Als Agentur beschäftigen wir uns viel damit, wie wir als Designer:innen in der Arbeit für unsere Kund:innen die Zukunft nicht nur erforschen, sondern sie auch positiv mitgestalten können. So versuchen wir, nicht nur Erfolg für unsere Auftraggeber:innen zu generieren, sondern auch auf eine bessere – d. h. vielfältigere, offenere und ehrlichere – Gesellschaft hinzuwirken.
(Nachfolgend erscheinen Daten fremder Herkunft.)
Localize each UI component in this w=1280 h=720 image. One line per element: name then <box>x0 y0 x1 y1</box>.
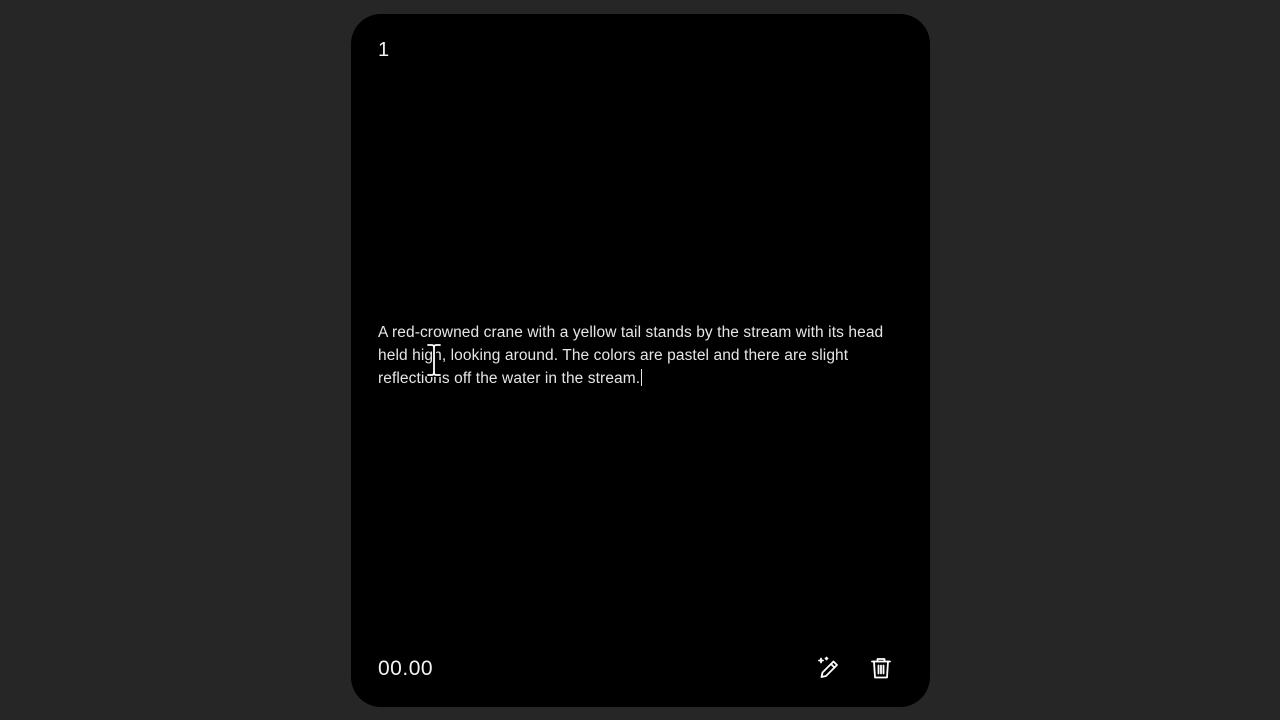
duration-label: 00.00 <box>378 657 434 680</box>
prompt-text: A red-crowned crane with a yellow tail s… <box>378 324 884 387</box>
card-index: 1 <box>378 39 390 61</box>
card-actions <box>815 654 895 682</box>
wand-pencil-icon <box>818 656 838 678</box>
text-caret <box>641 369 643 386</box>
prompt-text-editor[interactable]: A red-crowned crane with a yellow tail s… <box>378 321 898 390</box>
trash-icon <box>871 658 891 679</box>
delete-button[interactable] <box>867 654 895 682</box>
scene-card[interactable]: 1 A red-crowned crane with a yellow tail… <box>351 14 930 707</box>
app-stage: 1 A red-crowned crane with a yellow tail… <box>0 0 1280 720</box>
magic-edit-button[interactable] <box>815 654 843 682</box>
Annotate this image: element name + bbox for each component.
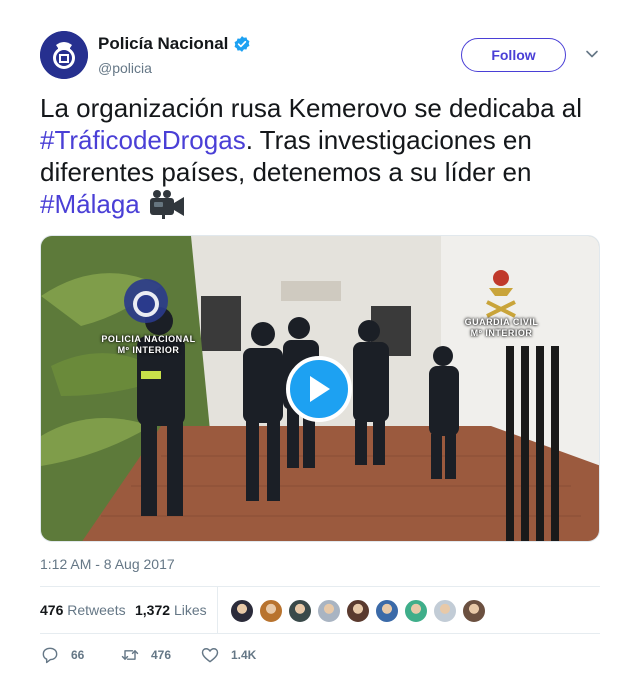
video-player[interactable]: POLICIA NACIONAL Mº INTERIOR GUARDIA CIV… [40, 235, 600, 542]
liker-avatar[interactable] [346, 599, 370, 623]
liker-avatar[interactable] [288, 599, 312, 623]
account-handle[interactable]: @policia [98, 60, 152, 76]
likes-count: 1,372 [135, 602, 171, 618]
liker-avatar[interactable] [375, 599, 399, 623]
like-count: 1.4K [231, 648, 257, 662]
liker-avatar[interactable] [404, 599, 428, 623]
retweets-count: 476 [40, 602, 64, 618]
play-icon [310, 376, 330, 402]
retweets-label: Retweets [67, 602, 126, 618]
like-button[interactable]: 1.4K [200, 645, 256, 665]
account-name[interactable]: Policía Nacional [98, 34, 228, 54]
likes-label: Likes [173, 602, 207, 618]
retweet-count: 476 [151, 648, 172, 662]
reply-count: 66 [71, 648, 85, 662]
tweet-stats: 476 Retweets 1,372 Likes [40, 586, 600, 634]
likes-stat[interactable]: 1,372 Likes [135, 602, 207, 618]
heart-icon [201, 648, 219, 663]
reply-button[interactable]: 66 [40, 645, 84, 665]
tweet-actions: 66 476 1.4K [40, 645, 600, 667]
play-button[interactable] [286, 356, 352, 422]
retweet-button[interactable]: 476 [120, 645, 171, 665]
tweet-text-segment: La organización rusa Kemerovo se dedicab… [40, 93, 583, 123]
liker-avatar[interactable] [259, 599, 283, 623]
liker-avatars [230, 599, 491, 623]
follow-button[interactable]: Follow [461, 38, 566, 72]
liker-avatar[interactable] [317, 599, 341, 623]
tweet-text: La organización rusa Kemerovo se dedicab… [40, 92, 605, 220]
tweet-header: Policía Nacional @policia Follow [40, 31, 600, 81]
liker-avatar[interactable] [462, 599, 486, 623]
police-badge-icon [40, 31, 88, 79]
hashtag-link[interactable]: #TráficodeDrogas [40, 125, 246, 155]
retweets-stat[interactable]: 476 Retweets [40, 602, 126, 618]
retweet-icon [121, 650, 139, 660]
video-watermark-left: POLICIA NACIONAL Mº INTERIOR [101, 334, 196, 355]
liker-avatar[interactable] [433, 599, 457, 623]
avatar[interactable] [40, 31, 88, 79]
hashtag-link[interactable]: #Málaga [40, 189, 140, 219]
chevron-down-icon[interactable] [584, 46, 600, 62]
police-crest-icon [124, 279, 168, 323]
stats-divider [217, 587, 218, 633]
video-camera-icon [149, 190, 184, 219]
video-watermark-right: GUARDIA CIVIL Mº INTERIOR [464, 317, 539, 338]
verified-badge-icon [234, 36, 250, 52]
account-name-row: Policía Nacional [98, 34, 251, 54]
liker-avatar[interactable] [230, 599, 254, 623]
tweet-timestamp[interactable]: 1:12 AM - 8 Aug 2017 [40, 556, 175, 572]
reply-icon [42, 647, 58, 664]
Zwei Herangehensweisen an Zukunft
Das Zukünftige hat sowohl für Designer:innen als auch für Wissenschaftler:innen, Kunstschaffende und Schriftsteller:innen schon immer Neugier geweckt und Anlass zur forschenden Auseinandersetzung gegeben. Dabei haben sich im Laufe der Zeit unterschiedliche Sichtweisen auf das Thema Zukunft herausgebildet. An den äußeren Enden dieses Spektrums stehen zwei Perspektiven, die bisweilen nur selten miteinander vereint werden: eine sachlich-wissenschaftliche und eine emotional-künstlerische.
Zukunft als Prognose auf Basis der Wirklichkeit
In einem traditionellen Wissenschaftsverständnis ist das Ziel jeder Forschung die objektive Erkenntnis. Forscher:innen versuchen herauszufinden, wie die Dinge wahrhaftig beschaffen sind. Davon erhoffen sie sich ein besseres Verständnis der Wirklichkeit. In der Zukunftsforschung werden durch empirisch gewonnene Erkenntnisse Voraussagen möglich, die anhand von Modellen errechnet werden oder auf Grundlage von Theorien als wahrscheinlich gelten.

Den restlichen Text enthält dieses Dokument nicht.